My husband and I are forever working to become close like we used to be. To do the things we used to do and feel the way we used to feel about life and our dreams. Then reality sets in and I’m tired and the game is on, so I get done the tasks required for the next day as my husband sits in the den. “A” for effort and “F” for progress.
If my life were a cinema I would come home from my full-time job to a perfectly clean home with everything in its place. I would be joyful while cooking a delectable dinner and we would catch up with one another while eating at the table. My 20-year-old stepdaughter would tell us about her studies in college, while my 16-year-old stepdaughter goes on and on about the rival football game that week. My 4-year-old son would wow us all with a new song he learned at daycare and everyone would help clear the table and rest in the den.
In reality I rush home to dishes in the sink that just magically appear while no one was home. Dancing over army men in the floor that just wiped out the dinosaur colony in the corner, I rush to get dinner on the table before my 4-year-old can get another snack before because he has only had 3 meals at daycare. When everyone plates their food to get back to their phones or tv, my toddler dictates all of his new food allergies for the night which I have so stupidly made into a meal. After a standoff with our little terrorist over which path he will choose to get ice cream, I do only the necessary laundry and dream for the moment I can put on pajamas. Before bed I pick up toys strategically placed for my enjoyment because why would I ask my son, he left them there. If I can survive giving my son a bath without drowning in all the water on the floor, I may receive the honor of making a snack for the bottomless pit. When the hour of nine is upon us I will drag my son up two flights of stairs kicking and screaming. I would swear he has stuffed weights in his pockets, because he gains 25 lbs when he is uncooperative. Novel after novel is read until all of Disney’s archives have been raided and I am dismissed for the night.
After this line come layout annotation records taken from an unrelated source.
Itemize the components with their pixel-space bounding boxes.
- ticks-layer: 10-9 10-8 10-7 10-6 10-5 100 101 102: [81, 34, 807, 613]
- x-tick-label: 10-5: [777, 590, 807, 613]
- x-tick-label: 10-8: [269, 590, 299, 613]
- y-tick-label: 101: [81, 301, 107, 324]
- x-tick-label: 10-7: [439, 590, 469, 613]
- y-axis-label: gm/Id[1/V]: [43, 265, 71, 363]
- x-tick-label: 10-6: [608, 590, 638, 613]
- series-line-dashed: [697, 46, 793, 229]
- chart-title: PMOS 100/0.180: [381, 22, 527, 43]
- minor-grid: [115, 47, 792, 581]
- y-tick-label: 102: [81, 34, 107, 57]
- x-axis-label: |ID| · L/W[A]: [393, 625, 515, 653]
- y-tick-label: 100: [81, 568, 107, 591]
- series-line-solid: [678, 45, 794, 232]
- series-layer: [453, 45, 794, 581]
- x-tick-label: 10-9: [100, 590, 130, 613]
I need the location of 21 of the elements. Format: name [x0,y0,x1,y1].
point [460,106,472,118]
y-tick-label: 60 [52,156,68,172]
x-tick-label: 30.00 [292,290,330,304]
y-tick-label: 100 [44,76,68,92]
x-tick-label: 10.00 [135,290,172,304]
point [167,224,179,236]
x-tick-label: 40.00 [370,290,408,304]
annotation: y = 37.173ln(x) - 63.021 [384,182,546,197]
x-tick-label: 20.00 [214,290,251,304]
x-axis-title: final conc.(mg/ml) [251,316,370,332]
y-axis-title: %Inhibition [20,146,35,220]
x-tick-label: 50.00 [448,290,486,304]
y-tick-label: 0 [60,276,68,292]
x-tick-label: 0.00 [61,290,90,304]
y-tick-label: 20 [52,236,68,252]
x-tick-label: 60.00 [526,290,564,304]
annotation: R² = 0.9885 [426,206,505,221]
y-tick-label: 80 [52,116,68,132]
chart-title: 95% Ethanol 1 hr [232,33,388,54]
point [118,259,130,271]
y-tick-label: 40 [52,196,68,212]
Meanwhile my husband has watched all the news and weather he can handle and I don’t even know what the temperature will be to dress my child until I check my app. Thankful to take a 2 minute shower because our daughter has decided that I need to cool down in an ice cold waterfall, I throw on pajamas to crawl in my bed. I place my mask over my eyes to block out the world and fall into my dreams. At this point my husband turns our bedroom into his media room to continue catching up on his DVR. I eventually drift off to sleep dreaming of the warm cup of coffee I will have in the morning.
Each year my son gets older I get more time to myself, but as a mom I always put my family first. It is hard to find balance between my family’s needs and time I need regaining my sanity. At times I feel like a slave and a doormat and I am happy to enter into adult world at work where I get respect and make a difference. When I feel used I try to remember those sleepless nights when I rocked my son through the night to give breathing treatments and still made it to work the next day. I am thankful to have some time to sleep but I don’t feel that I have time to live. I mean really live and enjoy life.
Don’t get me wrong, I am thankful I have a family but I am just working for the next paycheck to pay the next round of bills. I watch the world go on around me and everyone else takes joy in accomplishments and fun times. Jealousy sets in when I see my husband spend time with his friends watching the game or traveling half way across the country to see the college world series working on his bucket list. My friends and I text in between tantrums and nap times when we aren’t catching up on laundry and cleaning. I struggle to find the time or the energy to slap on some makeup and go out when I can throw my hair up and lay with a warm blanket for 20 minutes.
They say one day it will all be worth it, but for now, I will long for my bed and dream of my next morning coffee.